Always parse start_time_sec / end_time_sec for math; the string fields are for display only.
IntegratedApi returns a different (Integration API) result shape than Client. See the Field Name Cheat Sheet in Sound Event Detection before migrating.
5. What’s next
- Sound Event Detection—detection details, both client shapes
- Speech Analysis—transcribe speech and identify registered speakers
- Audio Insights—single-paragraph scene summary
- REST API Reference—HTTP interface for non-Python clients
6. Usage & Pricing
The Cochl.Sense Cloud API is billed per minute of analyzed audio, charged separately by service.
| Service | Price |
|---|---|
| Sound Event Detection | $0.012 per minute |
| Speech Analysis | Free (introductory) |
| Audio Insights | Free (introductory) |
Speech Analysis and Audio Insights are newer features, currently offered free of charge while we broaden the experience — pricing may be introduced later.

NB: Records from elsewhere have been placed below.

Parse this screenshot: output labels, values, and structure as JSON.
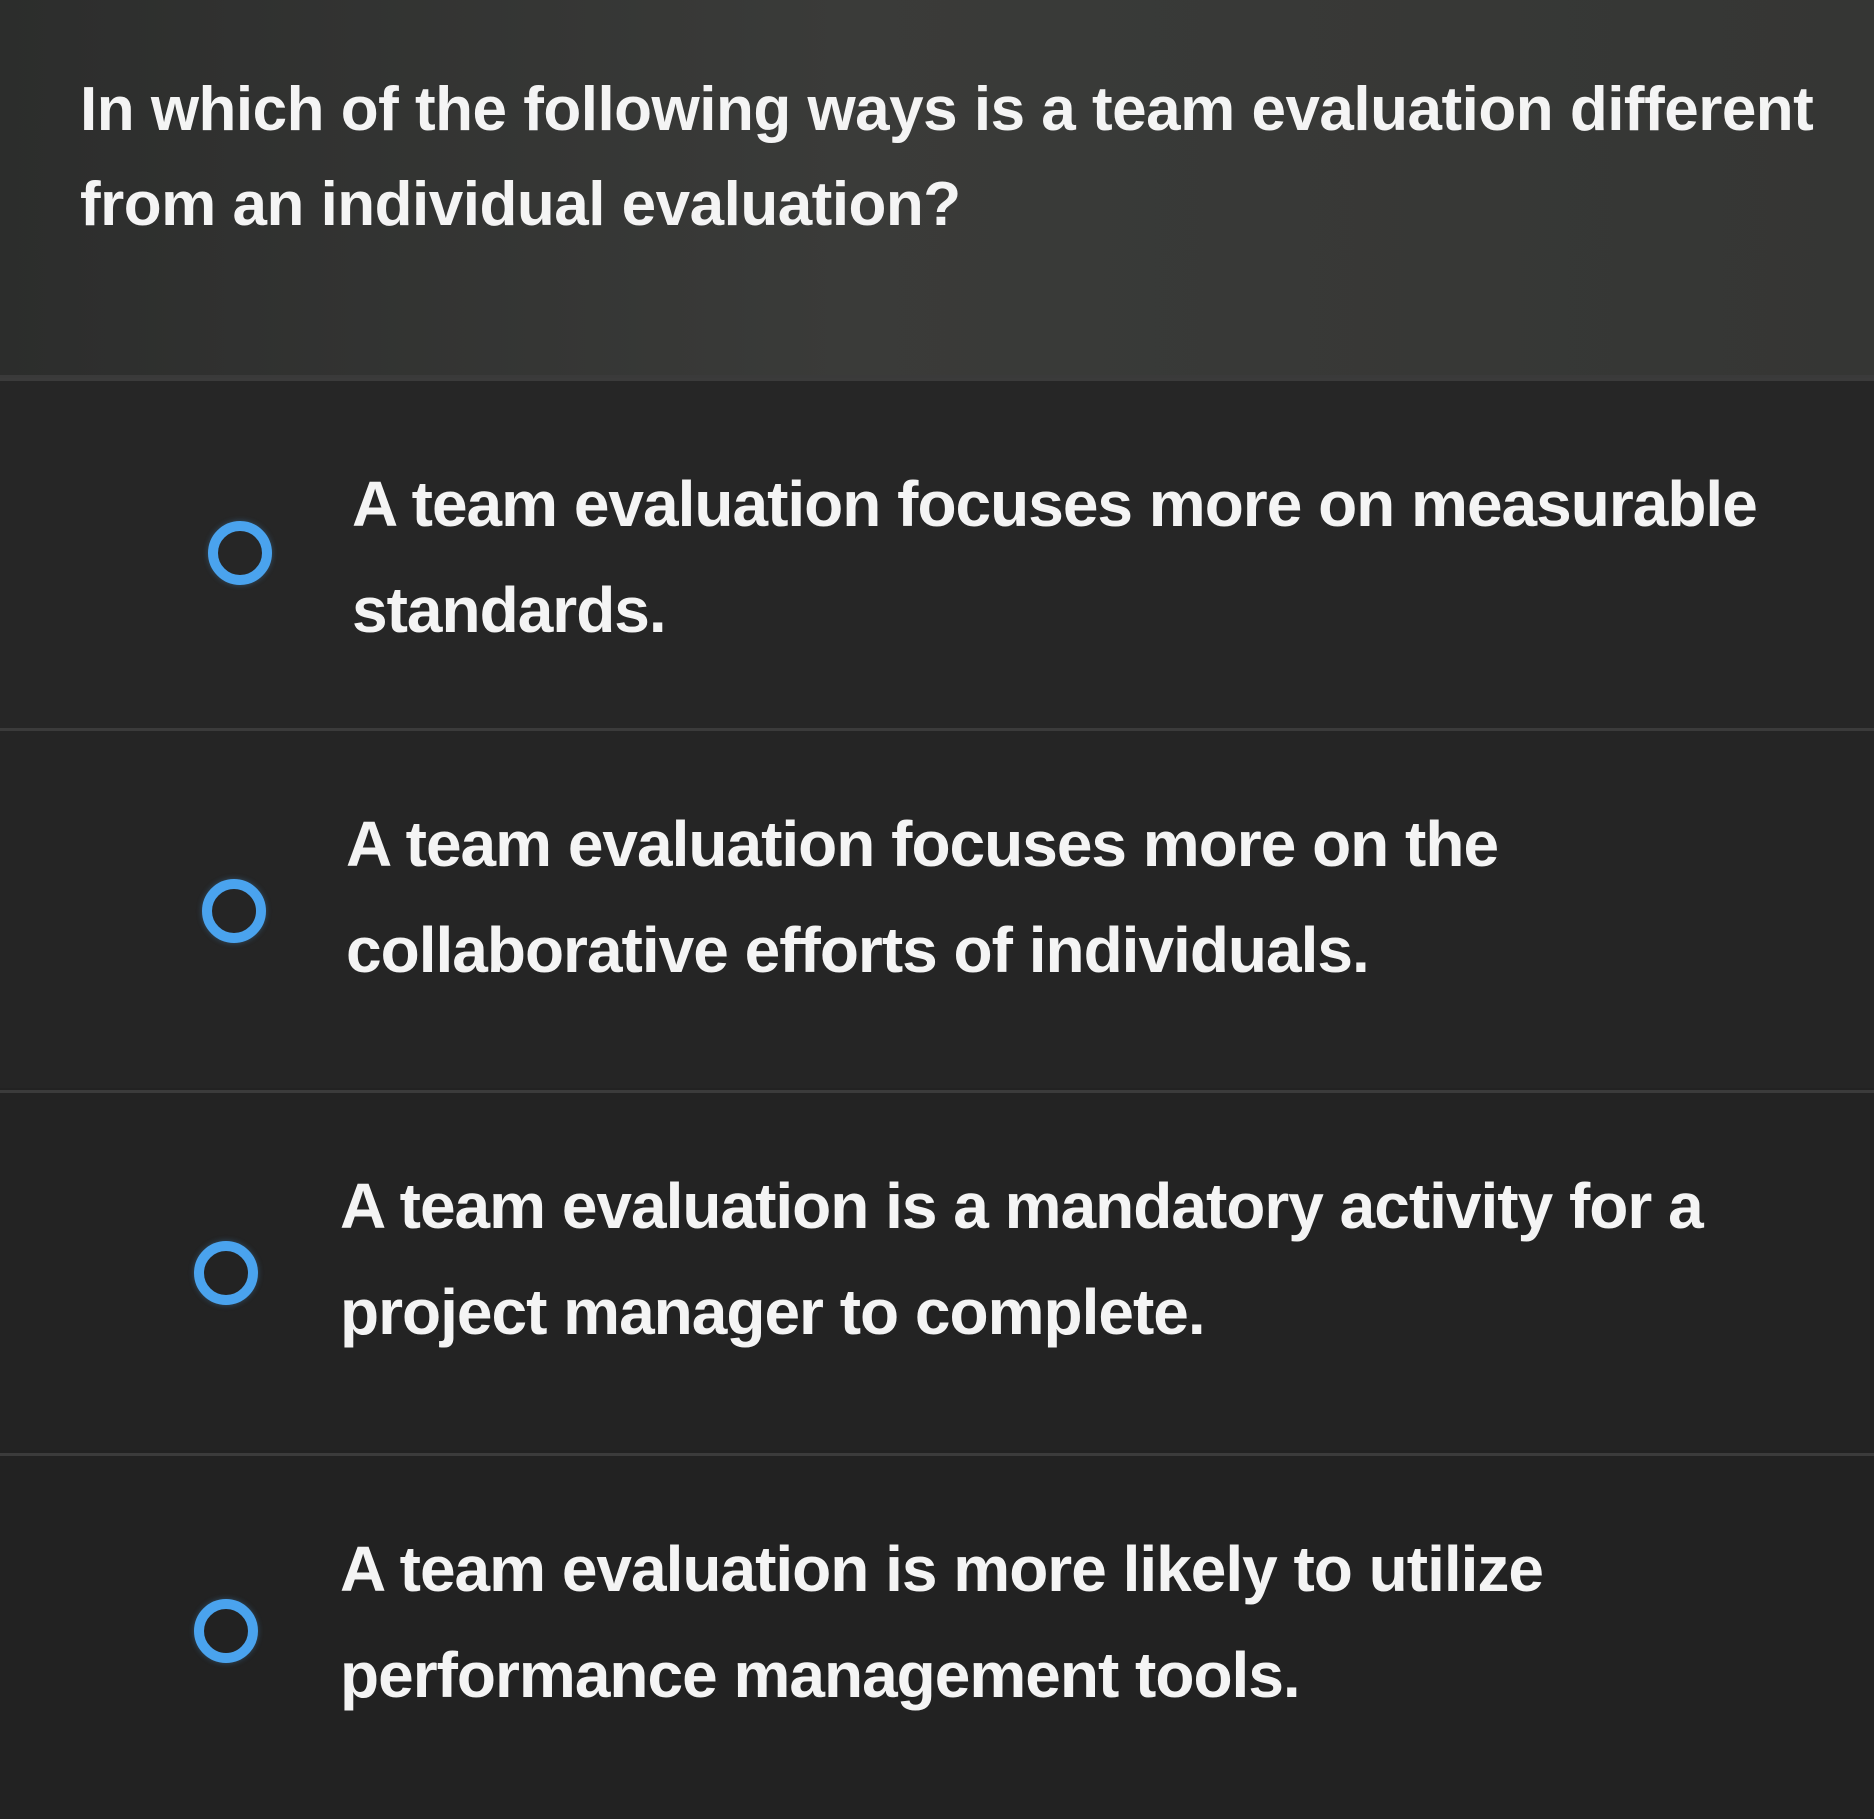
{
  "question": {
    "text": "In which of the following ways is a team evaluation different from an individual evaluation?"
  },
  "options": [
    {
      "label": "A team evaluation focuses more on measurable standards.",
      "selected": false
    },
    {
      "label": "A team evaluation focuses more on the collaborative efforts of individuals.",
      "selected": false
    },
    {
      "label": "A team evaluation is a mandatory activity for a project manager to complete.",
      "selected": false
    },
    {
      "label": "A team evaluation is more likely to utilize performance management tools.",
      "selected": false
    }
  ],
  "colors": {
    "radio_accent": "#4aa3ee",
    "background": "#222222",
    "text": "#f4f4f4"
  }
}
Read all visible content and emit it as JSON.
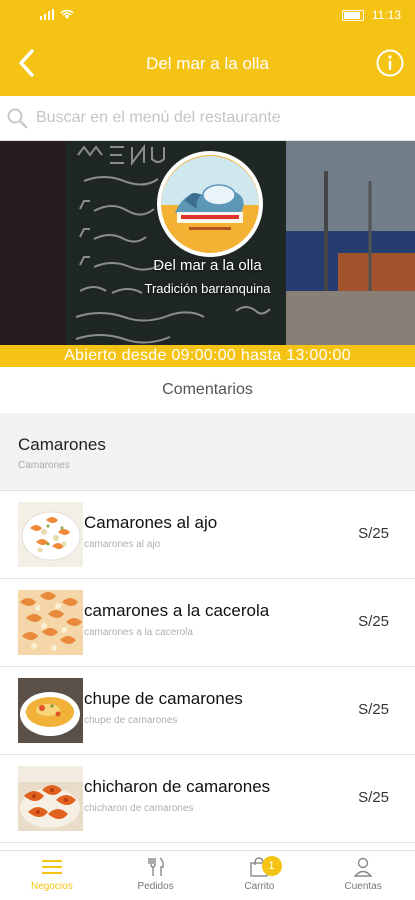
{
  "status_bar": {
    "time": "11:13"
  },
  "header": {
    "title": "Del mar a la olla"
  },
  "search": {
    "placeholder": "Buscar en el menú del restaurante"
  },
  "restaurant": {
    "name": "Del mar a la olla",
    "tagline": "Tradición barranquina",
    "hours": "Abierto desde 09:00:00 hasta 13:00:00",
    "logo_text": "Del mar a la olla"
  },
  "comments_label": "Comentarios",
  "section": {
    "title": "Camarones",
    "subtitle": "Camarones"
  },
  "menu_items": [
    {
      "name": "Camarones al ajo",
      "description": "camarones al ajo",
      "price": "S/25"
    },
    {
      "name": "camarones a la cacerola",
      "description": "camarones a la cacerola",
      "price": "S/25"
    },
    {
      "name": "chupe de camarones",
      "description": "chupe de camarones",
      "price": "S/25"
    },
    {
      "name": "chicharon de camarones",
      "description": "chicharon de camarones",
      "price": "S/25"
    }
  ],
  "bottom_nav": [
    {
      "label": "Negocios",
      "icon": "list-icon",
      "active": true
    },
    {
      "label": "Pedidos",
      "icon": "fork-knife-icon",
      "active": false
    },
    {
      "label": "Carrito",
      "icon": "shopping-bag-icon",
      "active": false,
      "badge": "1"
    },
    {
      "label": "Cuentas",
      "icon": "user-icon",
      "active": false
    }
  ],
  "colors": {
    "accent": "#f5c314",
    "background": "#ffffff",
    "section_bg": "#f2f2f2"
  }
}
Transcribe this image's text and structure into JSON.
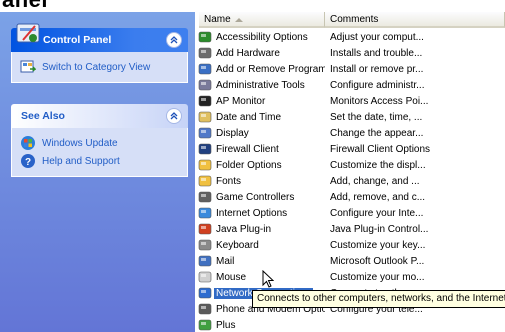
{
  "top_heading": "anel",
  "taskpane": {
    "control_panel": {
      "title": "Control Panel",
      "links": [
        {
          "label": "Switch to Category View",
          "icon": "switch-view-icon"
        }
      ]
    },
    "see_also": {
      "title": "See Also",
      "links": [
        {
          "label": "Windows Update",
          "icon": "windows-update-icon"
        },
        {
          "label": "Help and Support",
          "icon": "help-icon"
        }
      ]
    }
  },
  "list": {
    "columns": {
      "name": "Name",
      "comments": "Comments"
    },
    "sort_indicator": "ascending",
    "items": [
      {
        "name": "Accessibility Options",
        "comment": "Adjust your comput...",
        "icon": "accessibility-icon",
        "color": "#2b8c2b"
      },
      {
        "name": "Add Hardware",
        "comment": "Installs and trouble...",
        "icon": "hardware-icon",
        "color": "#6b6b6b"
      },
      {
        "name": "Add or Remove Programs",
        "comment": "Install or remove pr...",
        "icon": "programs-icon",
        "color": "#3a6fc4"
      },
      {
        "name": "Administrative Tools",
        "comment": "Configure administr...",
        "icon": "admin-tools-icon",
        "color": "#7a7a9a"
      },
      {
        "name": "AP Monitor",
        "comment": "Monitors Access Poi...",
        "icon": "monitor-icon",
        "color": "#222222"
      },
      {
        "name": "Date and Time",
        "comment": "Set the date, time, ...",
        "icon": "clock-icon",
        "color": "#e0c060"
      },
      {
        "name": "Display",
        "comment": "Change the appear...",
        "icon": "display-icon",
        "color": "#5078c8"
      },
      {
        "name": "Firewall Client",
        "comment": "Firewall Client Options",
        "icon": "firewall-icon",
        "color": "#204080"
      },
      {
        "name": "Folder Options",
        "comment": "Customize the displ...",
        "icon": "folder-icon",
        "color": "#f0c040"
      },
      {
        "name": "Fonts",
        "comment": "Add, change, and ...",
        "icon": "fonts-folder-icon",
        "color": "#f0c040"
      },
      {
        "name": "Game Controllers",
        "comment": "Add, remove, and c...",
        "icon": "game-controller-icon",
        "color": "#606060"
      },
      {
        "name": "Internet Options",
        "comment": "Configure your Inte...",
        "icon": "internet-icon",
        "color": "#3a8adc"
      },
      {
        "name": "Java Plug-in",
        "comment": "Java Plug-in Control...",
        "icon": "java-icon",
        "color": "#d04020"
      },
      {
        "name": "Keyboard",
        "comment": "Customize your key...",
        "icon": "keyboard-icon",
        "color": "#8a8a8a"
      },
      {
        "name": "Mail",
        "comment": "Microsoft Outlook P...",
        "icon": "mail-icon",
        "color": "#4070c0"
      },
      {
        "name": "Mouse",
        "comment": "Customize your mo...",
        "icon": "mouse-icon",
        "color": "#d0d0d0"
      },
      {
        "name": "Network Connections",
        "comment": "Connects to other c...",
        "icon": "network-icon",
        "color": "#2d6ccf",
        "selected": true
      },
      {
        "name": "Phone and Modem Options",
        "comment": "Configure your tele...",
        "icon": "phone-icon",
        "color": "#5a5a5a"
      },
      {
        "name": "Plus",
        "comment": "",
        "icon": "plus-icon",
        "color": "#40a040"
      }
    ]
  },
  "tooltip": "Connects to other computers, networks, and the Internet.",
  "colors": {
    "taskpane_top": "#7ba2e7",
    "taskpane_bottom": "#6375d6",
    "selection": "#316ac5",
    "link": "#215dc6"
  }
}
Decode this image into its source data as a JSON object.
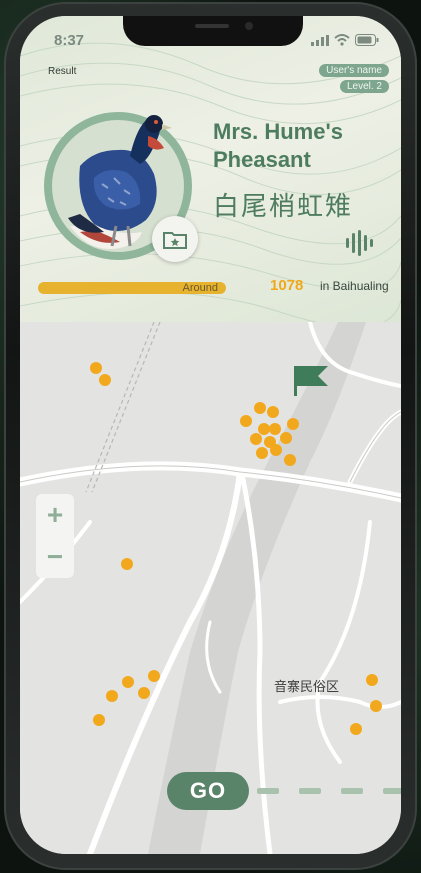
{
  "status_bar": {
    "time": "8:37"
  },
  "header": {
    "result_label": "Result",
    "user_name": "User's name",
    "level": "Level. 2",
    "bird_name_en_line1": "Mrs. Hume's",
    "bird_name_en_line2": "Pheasant",
    "bird_name_zh": "白尾梢虹雉",
    "progress_fraction": 1.0,
    "progress_label": "Around",
    "count": "1078",
    "count_suffix": "in Baihualing"
  },
  "map": {
    "zoom_in": "+",
    "zoom_out": "−",
    "place_label": "音寨民俗区",
    "go_label": "GO"
  },
  "colors": {
    "accent_green": "#4e7c5f",
    "sighting_dot": "#f2a81d",
    "progress": "#e7b22e"
  }
}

When you combine services in a single request, each is billed independently; today only Sound Event Detection incurs a charge.
Note that Audio Insights can’t run on its own — it requires both Sound Event Detection and Speech Analysis (see Valid service combinations). So even though Audio Insights is free, using it always enables Sound Event Detection, which means you’re effectively paying the Sound Event Detection per-minute rate.
You can review your usage on the Cochl.Sense Dashboard.

7. Additional Notes
(1) Convert to supported file formats (MP3, WAV, FLAC, OGG)
Pydub is an easy way to convert audio files into one of the supported formats.
First, install Pydub by following the instructions in this link. Then, write a Python script to convert your file, as shown below.
from pydub import AudioSegment
audio = AudioSegment.from_file("sample.mp4", "mp4")
audio.export("sample.mp3", format="mp3")
For more details of Pydub, please refer to this link.